Während der Terminus Scholie im Griechischen seit dem 2. Jahrhundert und so auch in der modernen Altphilologie speziell für die metatextuelle interpretierende (oder philologisch den Text berichtigende) Glosse verwendet wird, die an einen bestimmten Text gebunden ist und entweder als Marginalie zu diesem Text oder in einer Sammlung von Exzerpten zu diesem Text überliefert wurde, wurde der Terminus glossa (bzw. glosa, closa, Diminutiv glos(s)ula) im lateinischen Mittelalter sowohl für solche metatextuelle Glossen, als auch für Worterklärungen ohne Bindung an einen zu erklärenden Text verwendet, die dann in alphabetisch oder sachlich begründeter Anordnung als lexikographische (glossarium) oder enzyklopädische Exzerptensammlung tradiert wurden.
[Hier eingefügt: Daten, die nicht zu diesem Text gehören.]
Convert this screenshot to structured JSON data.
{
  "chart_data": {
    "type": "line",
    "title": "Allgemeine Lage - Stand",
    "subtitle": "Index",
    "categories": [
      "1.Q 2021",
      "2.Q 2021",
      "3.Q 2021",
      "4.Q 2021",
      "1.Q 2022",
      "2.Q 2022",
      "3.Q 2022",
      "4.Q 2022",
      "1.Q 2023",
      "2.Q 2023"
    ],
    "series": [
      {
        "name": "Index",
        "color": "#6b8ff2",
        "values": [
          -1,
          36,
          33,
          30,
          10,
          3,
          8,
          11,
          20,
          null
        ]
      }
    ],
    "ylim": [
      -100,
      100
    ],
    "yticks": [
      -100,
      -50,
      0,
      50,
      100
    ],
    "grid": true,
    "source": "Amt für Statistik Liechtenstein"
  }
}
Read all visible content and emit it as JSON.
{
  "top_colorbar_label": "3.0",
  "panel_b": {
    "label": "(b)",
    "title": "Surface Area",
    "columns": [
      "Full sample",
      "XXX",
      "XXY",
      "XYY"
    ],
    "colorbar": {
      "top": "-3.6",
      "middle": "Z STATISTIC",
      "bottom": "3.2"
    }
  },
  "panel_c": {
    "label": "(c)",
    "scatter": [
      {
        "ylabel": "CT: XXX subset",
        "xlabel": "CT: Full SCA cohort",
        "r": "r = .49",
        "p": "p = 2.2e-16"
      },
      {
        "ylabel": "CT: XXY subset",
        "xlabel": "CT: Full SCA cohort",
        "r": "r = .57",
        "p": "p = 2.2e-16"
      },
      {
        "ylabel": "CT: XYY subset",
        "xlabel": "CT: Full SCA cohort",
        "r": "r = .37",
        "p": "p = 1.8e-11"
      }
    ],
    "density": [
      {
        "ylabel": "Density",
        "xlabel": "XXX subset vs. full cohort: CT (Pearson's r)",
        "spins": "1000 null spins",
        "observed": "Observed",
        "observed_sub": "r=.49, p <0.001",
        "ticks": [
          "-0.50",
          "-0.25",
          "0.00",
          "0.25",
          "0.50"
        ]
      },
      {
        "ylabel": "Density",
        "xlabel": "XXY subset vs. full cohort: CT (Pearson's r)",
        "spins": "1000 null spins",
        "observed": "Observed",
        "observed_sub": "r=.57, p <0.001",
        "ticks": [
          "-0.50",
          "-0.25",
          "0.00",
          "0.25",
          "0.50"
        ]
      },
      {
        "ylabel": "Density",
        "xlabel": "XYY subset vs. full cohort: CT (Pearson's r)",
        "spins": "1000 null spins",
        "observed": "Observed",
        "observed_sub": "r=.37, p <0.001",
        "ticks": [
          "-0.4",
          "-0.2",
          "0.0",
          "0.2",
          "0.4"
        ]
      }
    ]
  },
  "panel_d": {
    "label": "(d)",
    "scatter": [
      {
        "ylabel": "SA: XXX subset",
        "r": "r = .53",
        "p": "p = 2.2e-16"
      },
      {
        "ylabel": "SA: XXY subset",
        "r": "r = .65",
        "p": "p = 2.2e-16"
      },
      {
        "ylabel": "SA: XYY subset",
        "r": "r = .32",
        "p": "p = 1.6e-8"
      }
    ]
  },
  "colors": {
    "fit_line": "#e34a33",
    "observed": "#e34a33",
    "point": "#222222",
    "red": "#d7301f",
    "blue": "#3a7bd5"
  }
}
Nach der Art ihres Auftretens in den Handschriften unterscheidet man bei metatextuellen Glossen zwischen der an den Rand geschriebenen, oft längeren Marginalglosse (glossa marginalis), der zwischen die Zeilen geschriebenen, dementsprechend meist kurzen Interlinearglosse (glossa interlinearis), die sich auch zur begleitenden Interlinearübersetzung ausweiten kann, und der in den Text eingefügten Kontextglosse. Eine erst in jüngerer Zeit wiederentdeckte Besonderheit ist die hauptsächlich im Althochdeutschen begegnende, ohne Tinte mit dem Griffel in das Pergament gedrückte marginale oder interlineare Griffelglosse, die es ermöglichte, persönliche Verständnishilfen für den eigenen Gebrauch so anzubringen, dass sie für andere nicht leicht zu bemerken waren und außerdem der wertvolle beschreibbare Raum auf dem Pergament geschont wurde.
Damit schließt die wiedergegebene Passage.